Awards & Honors

Solar Roofpod’s Sweet Grant

After a bountiful fall harvest from a garden extension to The City College of New York’s award-winning Solar Roofpod come the bees. The nationally recognized rooftop project designed by students in CCNY’s Bernard and Anne Spitzer School of Architecture, under the guidance of Professor Christian Volkmann, is the recipient of a Sponsor-A-Hive grant of honey bees from The Honeybee Conservancy. It is part of the conservancy’s mission to save bees.

The grant to City College and its partner, the CCNY-based High School for Math, Science and Engineering, includes beehives, bees, a beekeeping suit, and a professional beekeeper to help set up the colony. Weather permitting, the colony will be in place by spring.

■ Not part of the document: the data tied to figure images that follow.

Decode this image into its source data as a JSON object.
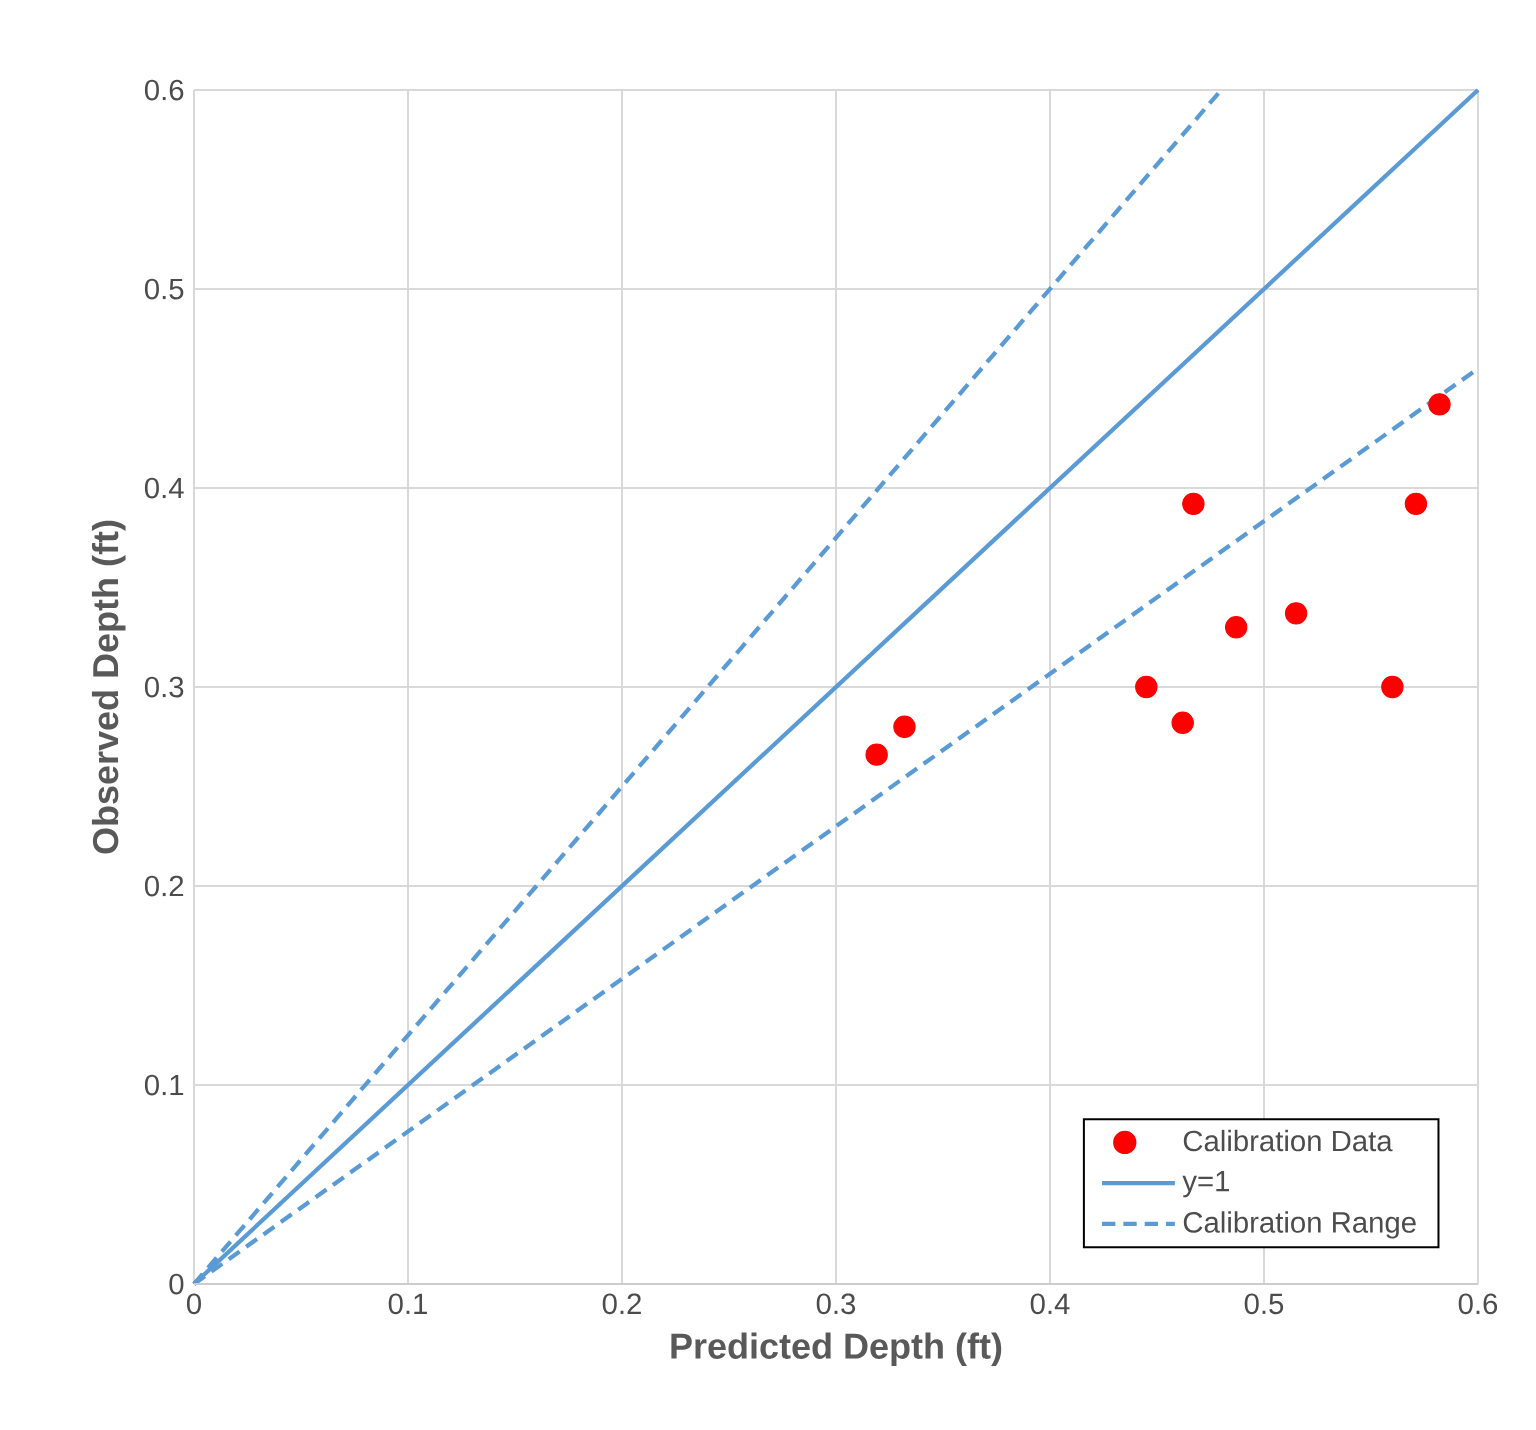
{
  "chart_data": {
    "type": "scatter",
    "xlabel": "Predicted Depth (ft)",
    "ylabel": "Observed  Depth (ft)",
    "xlim": [
      0,
      0.6
    ],
    "ylim": [
      0,
      0.6
    ],
    "xticks": [
      0,
      0.1,
      0.2,
      0.3,
      0.4,
      0.5,
      0.6
    ],
    "yticks": [
      0,
      0.1,
      0.2,
      0.3,
      0.4,
      0.5,
      0.6
    ],
    "grid": true,
    "legend": "bottom right",
    "series": [
      {
        "name": "Calibration Data",
        "type": "scatter",
        "marker": "circle",
        "color": "#ff0000",
        "x": [
          0.319,
          0.332,
          0.445,
          0.467,
          0.462,
          0.487,
          0.515,
          0.56,
          0.571,
          0.582
        ],
        "values": [
          0.266,
          0.28,
          0.3,
          0.392,
          0.282,
          0.33,
          0.337,
          0.3,
          0.392,
          0.442
        ]
      },
      {
        "name": "y=1",
        "type": "line",
        "line_style": "solid",
        "color": "#5b9bd5",
        "x": [
          0,
          0.6
        ],
        "values": [
          0,
          0.6
        ]
      },
      {
        "name": "Calibration Range",
        "type": "line",
        "line_style": "dashed",
        "color": "#5b9bd5",
        "x": [
          0,
          0.48
        ],
        "values": [
          0,
          0.6
        ]
      },
      {
        "type": "line",
        "line_style": "dashed",
        "color": "#5b9bd5",
        "x": [
          0,
          0.6
        ],
        "values": [
          0,
          0.46
        ]
      }
    ]
  }
}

According to the Honeybee Conservancy, bees offer a wonderful way for children and communities to learn about science, ecology, agriculture, societal structure, mutual cooperation, and even history – all by caring for and observing the activity of bees maintained on an on-site bee house. Its innovative Sponsor-A-Hive grants enable people to safely set up, maintain, and observe on-site bee sanctuaries at schools, community gardens, and green spaces across the United States.

Bees are strategically placed in locations where they can bolster bee populations, advance science and environmental education, and pollinate locally grown food.

Located atop the Spitzer School of Architecture building at CCNY, the RoofPod was built by Spitzer students. It was envisaged as a solution to New York City’s energy and emission problems and placed second in the “People’s Choice Award” at the U.S. Department of Energy’s 2011 Solar Decathlon on the National Mall.